In the long view, 30 days yielded positive results.

If my grand-daughter, Chloe (the four-year old who likes things orderly) were to visit today, she would say, “My this looks very neat.” in her older-than-four, in-charge-of-all-things voice.  And, she would be correct. Closets, drawers, shelves, computers, cars…all things under our roof  neatly organized.

If Chloe could peer into my brain, she might not be as complimentary.  While I faithfully meditated, practiced my Qigong and Tai Chi, and ate nourishing food,  I noticed a long-time internal habit that I don’t love and that doesn’t love me so much.

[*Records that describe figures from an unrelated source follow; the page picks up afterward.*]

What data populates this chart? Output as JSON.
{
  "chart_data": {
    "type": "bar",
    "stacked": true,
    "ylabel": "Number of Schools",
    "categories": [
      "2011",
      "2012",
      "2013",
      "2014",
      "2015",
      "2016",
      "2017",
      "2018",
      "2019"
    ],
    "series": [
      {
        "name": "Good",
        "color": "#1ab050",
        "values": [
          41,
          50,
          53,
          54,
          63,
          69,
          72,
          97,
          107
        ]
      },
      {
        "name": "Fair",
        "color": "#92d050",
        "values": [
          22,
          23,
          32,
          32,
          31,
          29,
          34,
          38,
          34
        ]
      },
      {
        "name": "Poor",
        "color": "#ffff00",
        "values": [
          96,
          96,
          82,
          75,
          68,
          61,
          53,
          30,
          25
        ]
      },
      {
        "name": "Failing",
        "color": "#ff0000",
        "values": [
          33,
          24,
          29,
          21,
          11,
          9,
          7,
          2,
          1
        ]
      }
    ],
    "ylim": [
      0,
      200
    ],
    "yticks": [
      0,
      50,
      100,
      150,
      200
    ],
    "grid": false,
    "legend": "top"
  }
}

As I worked through a daily schedule of tasks, I found myself shifting in to my Type A, full speed ahead mode.  There were days in September when I was called away from the 30 Day Plan–a sick sister, some training, a family get-together.  When I got back to it, I gritted my teeth and pushed forward.  Barring reasonable consideration, I pushed through to complete tasks as scheduled.  I ended up with a few days of negative thoughts, resenting the job at hand, and I abandoned any pretense of being “in the moment'”

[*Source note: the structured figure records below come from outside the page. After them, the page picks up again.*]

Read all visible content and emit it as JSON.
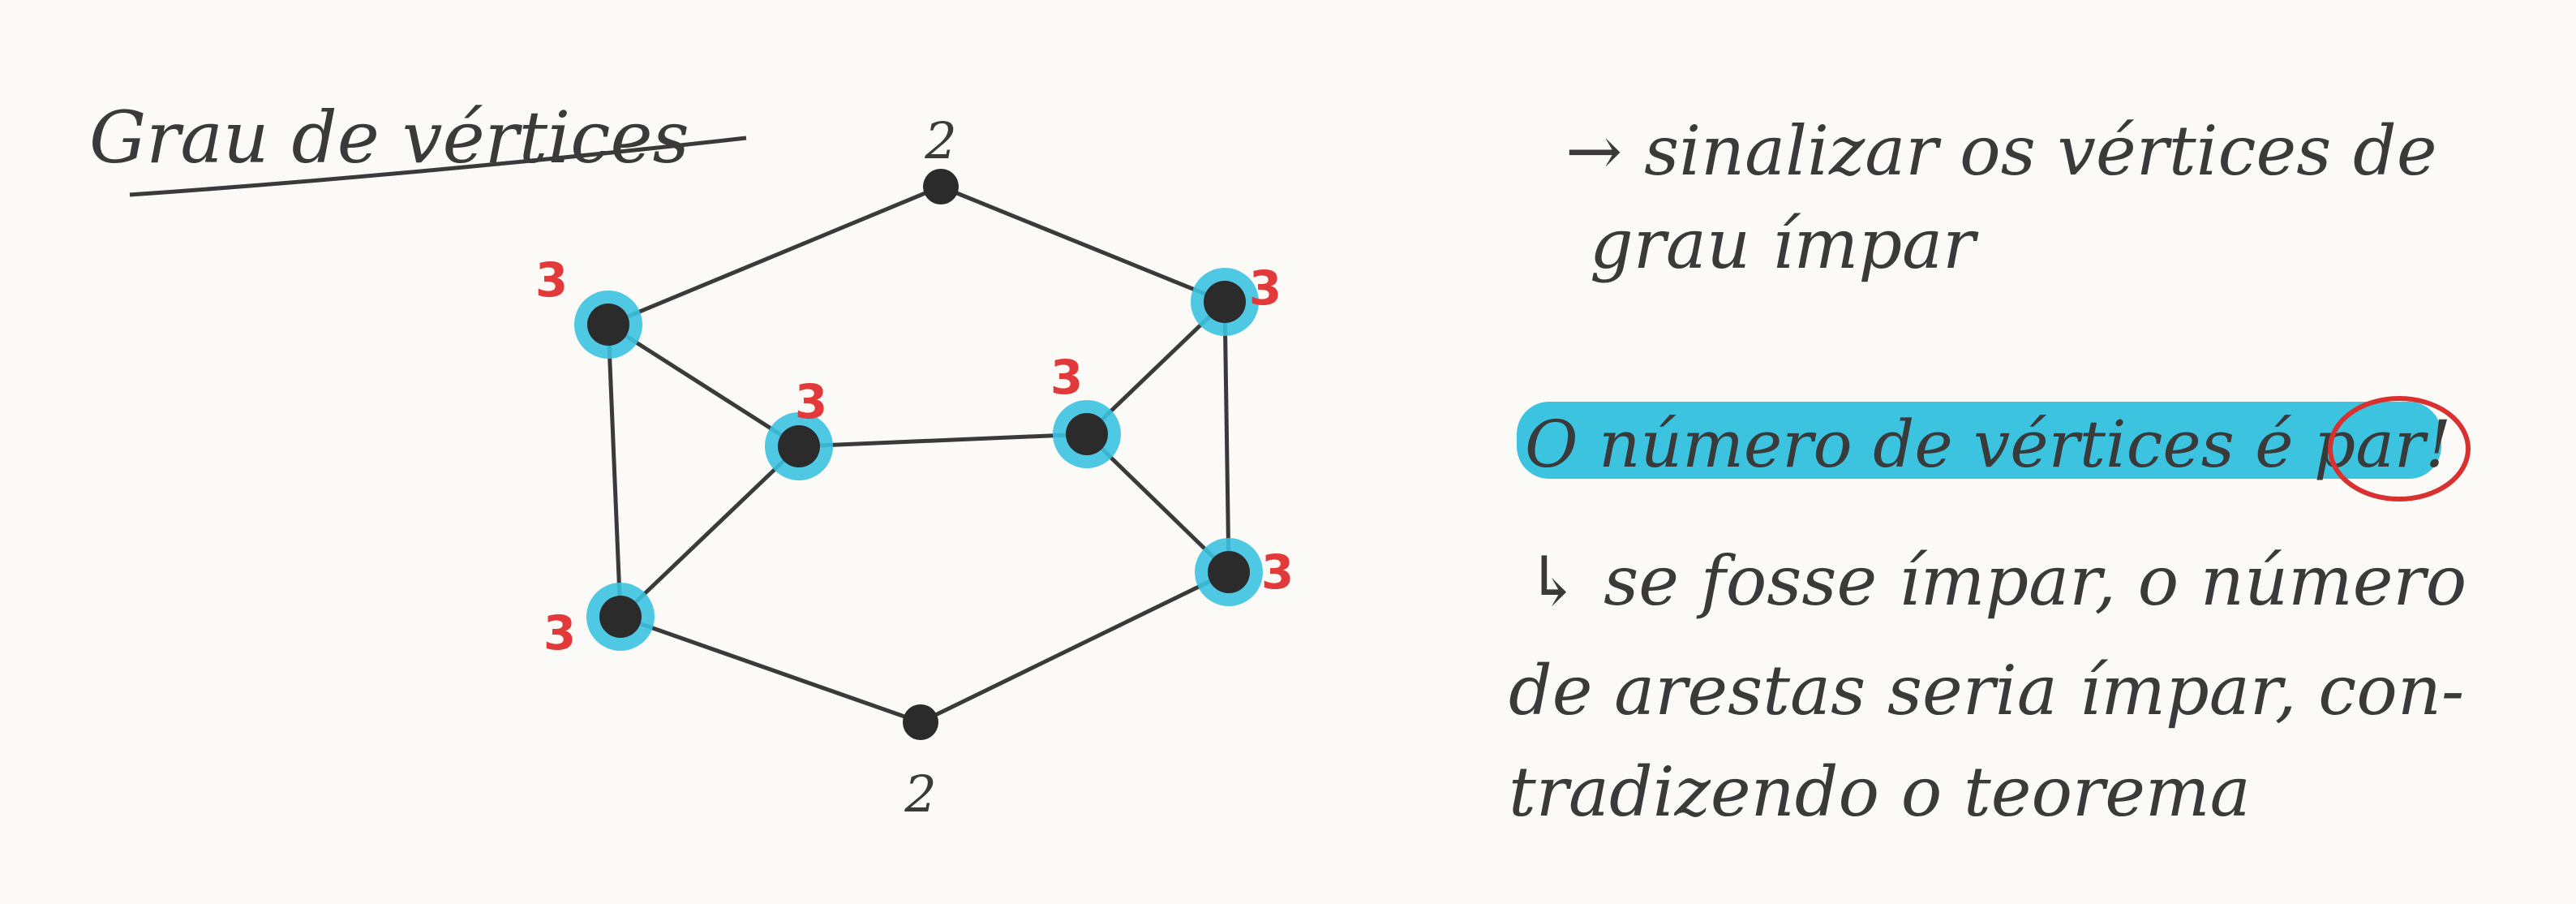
{
  "title": "Grau de vértices",
  "notes": {
    "line1": "→ sinalizar os vértices de",
    "line2": "grau ímpar",
    "highlight_prefix": "O número de vértices é ",
    "highlight_word": "par",
    "highlight_suffix": "!",
    "reason1": "↳ se fosse ímpar, o número",
    "reason2": "de arestas seria ímpar, con-",
    "reason3": "tradizendo o teorema"
  },
  "graph": {
    "vertices": [
      {
        "id": "top",
        "degree": "2",
        "odd": false
      },
      {
        "id": "upper-left",
        "degree": "3",
        "odd": true
      },
      {
        "id": "upper-right",
        "degree": "3",
        "odd": true
      },
      {
        "id": "inner-left",
        "degree": "3",
        "odd": true
      },
      {
        "id": "inner-right",
        "degree": "3",
        "odd": true
      },
      {
        "id": "lower-left",
        "degree": "3",
        "odd": true
      },
      {
        "id": "lower-right",
        "degree": "3",
        "odd": true
      },
      {
        "id": "bottom",
        "degree": "2",
        "odd": false
      }
    ],
    "edges": [
      [
        "top",
        "upper-left"
      ],
      [
        "top",
        "upper-right"
      ],
      [
        "upper-left",
        "lower-left"
      ],
      [
        "upper-left",
        "inner-left"
      ],
      [
        "upper-right",
        "lower-right"
      ],
      [
        "upper-right",
        "inner-right"
      ],
      [
        "inner-left",
        "inner-right"
      ],
      [
        "inner-left",
        "lower-left"
      ],
      [
        "inner-right",
        "lower-right"
      ],
      [
        "lower-left",
        "bottom"
      ],
      [
        "lower-right",
        "bottom"
      ]
    ],
    "colors": {
      "vertex": "#2b2b2b",
      "edge": "#3a3a3a",
      "highlight": "#3cc3e0",
      "odd_label": "#e23a3a",
      "even_label": "#3a3a3a"
    }
  }
}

When I flipped into my teeth-grinding, push through mode, my mind began chattering.  You know what I mean, that constant hamster-wheel brain where pointless self-talk overtakes the opportunity to be truly present and to savor the only thing I truly own…the present moment in time.  My brain began whining like a spoiled child.  “Why do I have all this stuff?”  “What was I thinking when I thought this Asking exercise would be a good idea?”  “Why, why, why?”  I was tense.  It was hard to look at my task and see through the tumble of thoughts to decide if I loved a thing or if it loved me.  I missed the balance and peace I felt when I was fully present with a  task.

It was an illumination for me.  I have, within me, the opportunity to live each moment of my life fully by stepping off the hamster wheel, time and time and time again.  (…and again.)  That’s a habit that will take a lifetime to master.  Namaste, Becky.